There’s a feel-good factor about Schmidt as he takes Ireland job
Popular appointment signs three year contract and begins with ‘blank sheet of paper’ over backroom team
New Ireland coach Joe Schmidt. Photograph: Morgan Treacy/Inpho
Joe Schmidt will take charge of his first Ireland game against Samoa on November 9th. Photograph: Morgan Treacy/Inpho
Rarely has there been such a feel-good factor emanating from the Aviva Stadium this season as there was yesterday. In finally confirming Joe Schmidt as their choice to be the next full-time Ireland head coach, the appointment of the likeable Kiwi – the popular choice with players, punters, pundits and the IRFU themselves – may even help to boost both autumnal and 10-year ticket sales.
Unlike the desk in front of him when he was unveiled to the media yesterday, Schmidt has not even planted his legs under the table yet, and so there was little in the way of insight into his choice of assistant coaches or captain. Even so, it was also clear both would be very much his decisions, with IRFU chief executive Philip Browne stating Schmidt had “a blank sheet of paper as far as we’re concerned” with regard to his back-up staff.
Nor was there absolute confirmation of his attendance in America for Ireland’s two-match tour this summer, nor any long-term targets or goals, for aside from everything else he intends being quite busy over the next three and ideally four weeks as Leinster continue their search of a Pro12/Challenge Cup double.
Working with the existing coaching staff, having a watching brief this June, and then deciding on make-up of his back-up staff is potentially tricky, all the more so as Les Kiss and Gert Smal are out of contract, as is even Anthony Foley with Munster. Given Foley has so much to offer, he should not be lost to both set-ups.
“I think in Leinster I came into a partially established coaching backroom. That allowed a bit of continuity,” said Schmidt. “I’m not sure I know who would be best yet so to comment would be probably a little bit ahead of whatever I’ve had the opportunity to think through.”
Very much a hands-on coach who likes working with smaller, more streamlined coaching staffs, all such decisions, he repeatedly said, were likely to be four to six weeks away. Regarding the scale of the challenge facing him in what he repeatedly referred to as the “suffocating windows” of Test rugby, he also expressed the hope that Ireland would enjoy a more favourable injury profile than was the case this season under his predecessor Declan Kidney.
Poacher to gamekeeper
There is an element of him turning from poacher to gamekeeper, and while there is a general acceptance amongst the provincial coaches that the national team has “precedence” he added that “all the coaches at the provinces ceded to that but they’re also pretty keen to make sure they guarded their own patch as well. That will inevitably continue. Being part of the poachers, as you described them, I had reasonably positive working relationships.”
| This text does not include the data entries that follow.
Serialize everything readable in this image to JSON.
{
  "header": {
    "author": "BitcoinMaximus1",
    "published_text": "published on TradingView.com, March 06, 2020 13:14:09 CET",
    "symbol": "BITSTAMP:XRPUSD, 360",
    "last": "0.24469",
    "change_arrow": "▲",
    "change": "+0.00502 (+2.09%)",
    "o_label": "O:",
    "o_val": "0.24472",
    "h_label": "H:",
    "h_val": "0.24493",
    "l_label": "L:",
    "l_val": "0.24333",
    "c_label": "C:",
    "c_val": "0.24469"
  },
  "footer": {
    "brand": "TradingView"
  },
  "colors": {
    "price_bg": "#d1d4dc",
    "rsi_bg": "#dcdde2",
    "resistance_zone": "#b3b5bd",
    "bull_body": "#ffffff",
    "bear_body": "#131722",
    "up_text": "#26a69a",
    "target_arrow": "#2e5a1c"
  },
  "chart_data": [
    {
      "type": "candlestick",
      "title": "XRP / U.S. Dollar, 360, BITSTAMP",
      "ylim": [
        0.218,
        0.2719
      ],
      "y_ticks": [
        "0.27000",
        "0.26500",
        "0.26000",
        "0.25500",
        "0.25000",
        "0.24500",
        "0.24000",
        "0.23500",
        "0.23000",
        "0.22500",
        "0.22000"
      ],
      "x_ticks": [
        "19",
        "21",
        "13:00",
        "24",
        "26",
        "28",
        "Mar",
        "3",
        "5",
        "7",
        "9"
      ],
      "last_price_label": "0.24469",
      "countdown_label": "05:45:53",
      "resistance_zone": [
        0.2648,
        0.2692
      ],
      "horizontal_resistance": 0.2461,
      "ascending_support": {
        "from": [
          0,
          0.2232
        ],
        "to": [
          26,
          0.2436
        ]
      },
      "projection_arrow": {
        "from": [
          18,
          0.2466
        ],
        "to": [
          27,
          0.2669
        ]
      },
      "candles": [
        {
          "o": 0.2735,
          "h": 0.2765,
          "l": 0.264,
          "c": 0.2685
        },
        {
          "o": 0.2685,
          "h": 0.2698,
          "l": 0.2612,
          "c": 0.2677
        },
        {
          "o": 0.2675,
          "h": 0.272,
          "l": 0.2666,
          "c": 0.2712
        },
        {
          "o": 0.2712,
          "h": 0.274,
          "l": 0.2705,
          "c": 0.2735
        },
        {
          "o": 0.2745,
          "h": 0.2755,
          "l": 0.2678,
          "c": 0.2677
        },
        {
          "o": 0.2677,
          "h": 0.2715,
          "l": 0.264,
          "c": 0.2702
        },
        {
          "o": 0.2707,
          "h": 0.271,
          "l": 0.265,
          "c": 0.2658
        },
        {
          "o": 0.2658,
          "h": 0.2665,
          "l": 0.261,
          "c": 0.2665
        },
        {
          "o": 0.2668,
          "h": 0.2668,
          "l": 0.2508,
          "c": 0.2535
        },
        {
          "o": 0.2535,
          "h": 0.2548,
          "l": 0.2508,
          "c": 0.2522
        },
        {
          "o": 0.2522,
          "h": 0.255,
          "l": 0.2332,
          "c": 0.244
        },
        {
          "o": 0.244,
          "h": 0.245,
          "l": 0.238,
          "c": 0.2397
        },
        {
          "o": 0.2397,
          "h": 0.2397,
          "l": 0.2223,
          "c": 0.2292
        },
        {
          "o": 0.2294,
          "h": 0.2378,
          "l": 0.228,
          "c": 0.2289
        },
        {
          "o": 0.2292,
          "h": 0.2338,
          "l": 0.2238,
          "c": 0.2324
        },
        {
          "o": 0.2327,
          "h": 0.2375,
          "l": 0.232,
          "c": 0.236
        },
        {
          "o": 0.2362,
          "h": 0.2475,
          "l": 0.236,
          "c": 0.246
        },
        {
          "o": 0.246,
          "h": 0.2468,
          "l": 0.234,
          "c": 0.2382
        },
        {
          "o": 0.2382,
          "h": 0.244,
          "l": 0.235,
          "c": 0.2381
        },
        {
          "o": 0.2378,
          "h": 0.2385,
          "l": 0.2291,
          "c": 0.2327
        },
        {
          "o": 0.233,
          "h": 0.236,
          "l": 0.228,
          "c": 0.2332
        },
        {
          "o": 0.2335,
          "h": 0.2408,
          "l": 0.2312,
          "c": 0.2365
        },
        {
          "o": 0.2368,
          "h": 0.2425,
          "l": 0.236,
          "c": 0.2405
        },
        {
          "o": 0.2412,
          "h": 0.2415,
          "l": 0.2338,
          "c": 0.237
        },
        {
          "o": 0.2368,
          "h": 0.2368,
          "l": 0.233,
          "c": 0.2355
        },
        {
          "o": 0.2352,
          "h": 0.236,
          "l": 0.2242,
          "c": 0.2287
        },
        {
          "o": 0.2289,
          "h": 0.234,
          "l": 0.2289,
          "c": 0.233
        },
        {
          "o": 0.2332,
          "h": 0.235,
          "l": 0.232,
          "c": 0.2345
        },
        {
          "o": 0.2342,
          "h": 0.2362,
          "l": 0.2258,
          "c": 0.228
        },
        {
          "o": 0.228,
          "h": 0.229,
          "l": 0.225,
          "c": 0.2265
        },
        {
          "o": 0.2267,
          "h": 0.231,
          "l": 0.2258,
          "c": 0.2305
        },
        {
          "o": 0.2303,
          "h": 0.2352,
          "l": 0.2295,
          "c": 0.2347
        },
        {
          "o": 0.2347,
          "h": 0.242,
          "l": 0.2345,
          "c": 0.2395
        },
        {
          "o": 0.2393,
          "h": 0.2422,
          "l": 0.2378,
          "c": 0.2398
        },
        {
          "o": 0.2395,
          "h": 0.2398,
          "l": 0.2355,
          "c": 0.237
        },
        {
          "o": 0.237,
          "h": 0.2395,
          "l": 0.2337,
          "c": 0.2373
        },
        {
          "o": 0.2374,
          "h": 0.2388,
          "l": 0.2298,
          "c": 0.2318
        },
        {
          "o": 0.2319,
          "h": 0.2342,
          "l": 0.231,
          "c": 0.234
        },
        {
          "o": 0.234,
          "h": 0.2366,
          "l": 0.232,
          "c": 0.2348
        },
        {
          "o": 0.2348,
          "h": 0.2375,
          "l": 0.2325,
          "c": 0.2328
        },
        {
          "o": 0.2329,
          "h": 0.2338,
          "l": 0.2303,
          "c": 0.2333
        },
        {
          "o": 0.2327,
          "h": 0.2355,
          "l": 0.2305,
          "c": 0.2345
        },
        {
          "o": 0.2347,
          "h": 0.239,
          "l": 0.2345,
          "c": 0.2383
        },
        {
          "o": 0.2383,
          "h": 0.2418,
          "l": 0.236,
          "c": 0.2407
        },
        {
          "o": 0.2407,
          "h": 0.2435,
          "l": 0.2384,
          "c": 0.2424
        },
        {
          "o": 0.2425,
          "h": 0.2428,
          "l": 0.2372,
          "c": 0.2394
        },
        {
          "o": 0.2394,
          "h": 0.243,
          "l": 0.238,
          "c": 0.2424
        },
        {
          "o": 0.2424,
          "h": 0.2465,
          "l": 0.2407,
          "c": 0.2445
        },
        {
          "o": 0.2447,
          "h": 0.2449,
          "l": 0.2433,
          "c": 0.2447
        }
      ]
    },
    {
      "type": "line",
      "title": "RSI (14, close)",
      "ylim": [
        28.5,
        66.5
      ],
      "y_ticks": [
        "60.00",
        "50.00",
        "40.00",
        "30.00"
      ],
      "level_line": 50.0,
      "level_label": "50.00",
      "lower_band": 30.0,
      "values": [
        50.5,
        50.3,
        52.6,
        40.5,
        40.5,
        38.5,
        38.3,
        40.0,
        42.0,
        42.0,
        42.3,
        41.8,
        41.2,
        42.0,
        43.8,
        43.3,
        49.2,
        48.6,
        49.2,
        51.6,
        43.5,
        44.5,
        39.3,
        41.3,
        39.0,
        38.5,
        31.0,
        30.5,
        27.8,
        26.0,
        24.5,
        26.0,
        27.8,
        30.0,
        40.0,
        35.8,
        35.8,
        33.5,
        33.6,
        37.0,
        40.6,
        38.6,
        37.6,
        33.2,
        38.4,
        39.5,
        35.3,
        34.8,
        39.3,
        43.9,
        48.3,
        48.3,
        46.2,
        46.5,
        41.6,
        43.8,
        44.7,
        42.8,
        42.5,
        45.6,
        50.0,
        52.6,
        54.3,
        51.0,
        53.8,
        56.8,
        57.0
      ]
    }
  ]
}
Contracted for three seasons until the conclusion of the 2016 Six Nations, it was assuredly a condition of Schmidt’s accession to the throne that there would be no more debriefings with the IRFU before and after each individual Test, with Browne admitting they would now be confined until after each respective block of international, ie November Tests, the Six Nations and the summer tour/2015 World Cup.
His tenure will begin on November 9th against Samoa, with Australia and his native New Zealand over the ensuing two Saturdays.
“It is a pretty tough start, to be honest. I’m not sure how we’ll go against the All Blacks after playing Samoa and Australia because that is going to be fairly attritional. By the time you get to the All Blacks, you’ll have had to endure some stormy moments. It is fairly tantalising, but daunting as well.”
As to the theory that Ireland are undergoing a transitional phase, he said: “I am a massive believer that transition is a constant. For every player who may be retiring in the next year or two, there are players coming through and I think, inevitably, when you’ve had world class players you don’t necessarily get world class players to replace him but you might get one in a different position and they can complement each other, grow their game in a positive direction and, in the context of a team, hopefully you can get some world class players and some developing test players and that’s a constant transition.”
Asked what he was most looking forward to about the job, apart obviously from those debriefings with the IRFU and the media, Schmidt said: “I just want to get on the field. It’s what I was doing this afternoon before I came here. It’s what I enjoy doing. I really do enjoy the aspect of hands-on coaching, working with a group of players who are looking to play the way they want to play. It’s one of the things about coaching, you’re a facilitator of what the players really want to achieve. I think that’s probably what I’d look forward to most.”
That will apply to the Leinster players he has worked with as well, and Schmidt’s appointment also strengthens the chances of Brian O’Driscoll extending his career for “one more year”, as the great one was implored to do after his try against Biarritz last Saturday.
“He’s put some pressure on me, so I think I’d certainly like to put a bit of pressure on him. We put a couple of plants in the crowd to start that chant, so I hope they’ve been successful.
“The one thing is that Brian is very much his own man, he will make his own decision, but at the same time it doesn’t stop you from trying to push him towards one.
“I’d like to see him to continue. I’d love to see him named tomorrow, and I think that that would be part of a continuation of a stellar career, hopefully not the end of one.”